The Current Guideline’s requirement that the CRO should provide an objective view to the Risk Committee, and the Board has been rephrased as being provided to the Risk Committee or the Board, as appropriate.
Also deleted is the expectation that the Board and Risk Committee should periodically seek assurances from the CRO and risk management function about the objectivity of risk management information and analysis provided by business lines.
The role of the Audit Committee
A new expectation is included that there should be a reasonable representation of key competencies on the Audit Committee, notably relevant financial industry and risk management expertise.
Overall, the commentary on the role of the Audit Committee has been significantly reduced and streamlined, with the remaining expectations being much less prescriptive than in the Current Guideline.
Supervision of FRFIs
The commentary in the Current Guideline that OSFI supervises FRFIs to assess their “condition” has been revised to refer to their “financial condition”.
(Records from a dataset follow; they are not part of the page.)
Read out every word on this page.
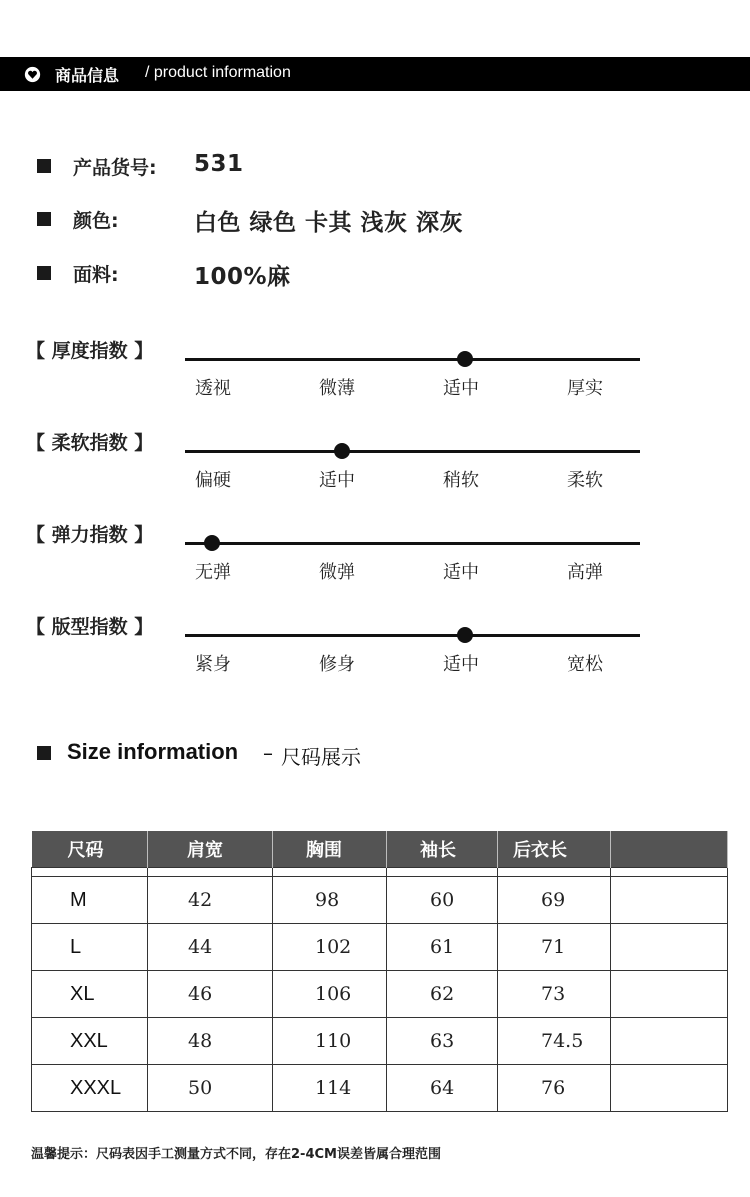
商品信息 / product information
产品货号: 531
颜色:	白色 绿色 卡其 浅灰 深灰
面料:	100%麻
【 厚度指数 】
透视	微薄	适中	厚实
【 柔软指数 】
偏硬	适中	稍软	柔软
【 弹力指数 】
无弹	微弹	适中	高弹
【 版型指数 】
紧身	修身	适中	宽松
Size information – 尺码展示
尺码	肩宽	胸围	袖长	后衣长	

M	42	98	60	69	
L	44	102	61	71	
XL	46	106	62	73	
XXL	48	110	63	74.5	
XXXL	50	114	64	76	
温馨提示：尺码表因手工测量方式不同，存在2-4CM误差皆属合理范围
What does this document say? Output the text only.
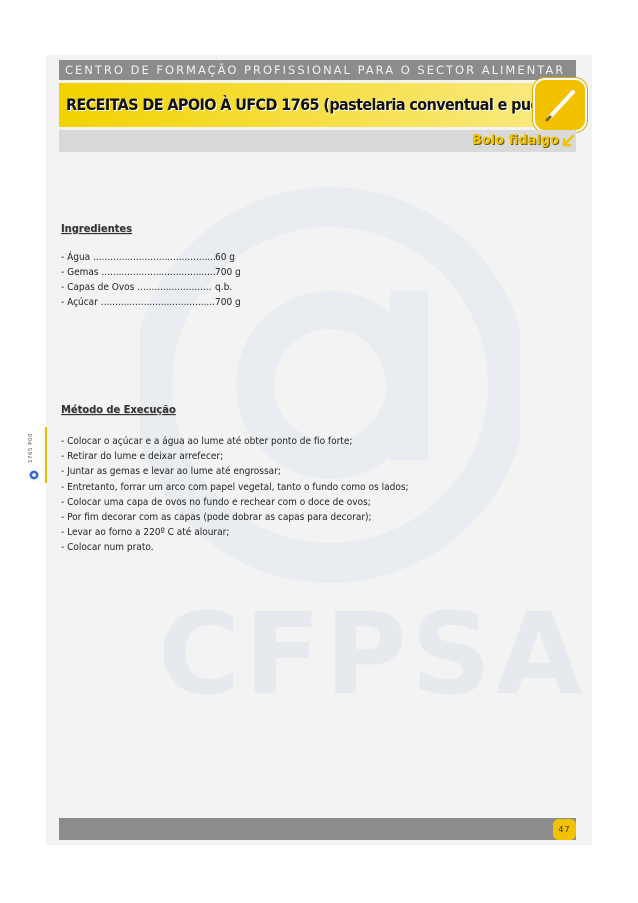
CFPSA
CENTRO DE FORMAÇÃO PROFISSIONAL PARA O SECTOR ALIMENTAR
RECEITAS DE APOIO À UFCD 1765 (pastelaria conventual e pudins)
Bolo fidalgo
1765 P00
Ingredientes
- Água ........................................... 60 g
- Gemas ........................................ 700 g
- Capas de Ovos .......................... q.b.
- Açúcar ........................................ 700 g
Método de Execução
- Colocar o açúcar e a água ao lume até obter ponto de fio forte;
- Retirar do lume e deixar arrefecer;
- Juntar as gemas e levar ao lume até engrossar;
- Entretanto, forrar um arco com papel vegetal, tanto o fundo como os lados;
- Colocar uma capa de ovos no fundo e rechear com o doce de ovos;
- Por fim decorar com as capas (pode dobrar as capas para decorar);
- Levar ao forno a 220º C até alourar;
- Colocar num prato.
47
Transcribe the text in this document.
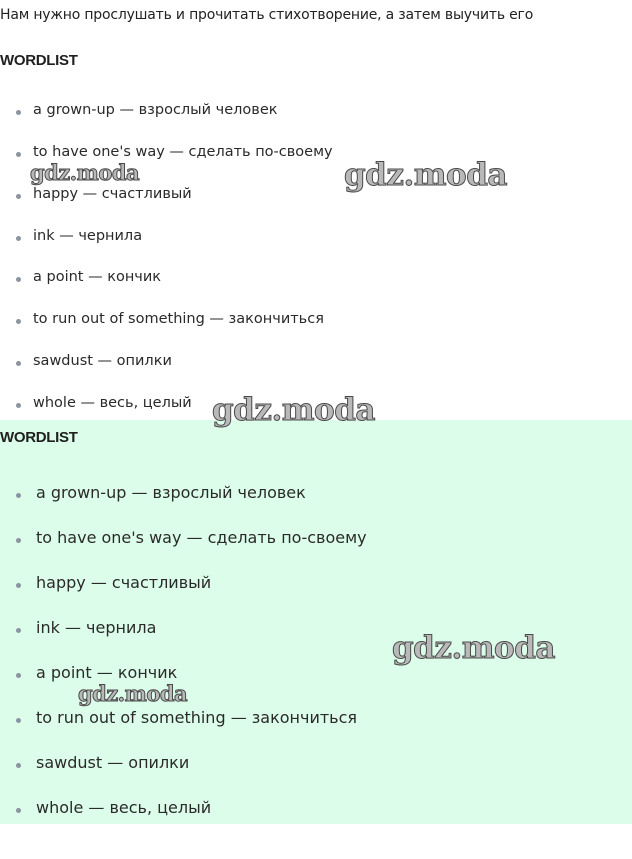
Нам нужно прослушать и прочитать стихотворение, а затем выучить его
WORDLIST
a grown-up — взрослый человек
to have one's way — сделать по-своему
happy — счастливый
ink — чернила
a point — кончик
to run out of something — закончиться
sawdust — опилки
whole — весь, целый
WORDLIST
a grown-up — взрослый человек
to have one's way — сделать по-своему
happy — счастливый
ink — чернила
a point — кончик
to run out of something — закончиться
sawdust — опилки
whole — весь, целый
gdz.moda	gdz.moda
gdz.moda
gdz.moda
gdz.moda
Expectations of the Board with respect to the results of OSFI supervisory work and regulatory findings identified by the regulators have been condensed.
OSFI’s expectations with respect to nominations to the Board or appointment of senior management have been significantly abbreviated from a freestanding advisory into just a few sentences in the Revised Guideline in which OSFI notes that it “recognizes that FRFIs make independent decisions regarding such nominations . . . in the course of conducting their day-to-day business”. The requirement to notify OSFI of proposed changes has now been reframed to apply more loosely “as early as possible” in the process, and that the selection process and criteria should be transparent to OSFI, with information about the experience and character of candidates being provided to OSFI. As noted above, upon the finalisation of the Revised Guideline, OSFI will retire its current Advisory on Changes to Membership of the Board and Senior Management.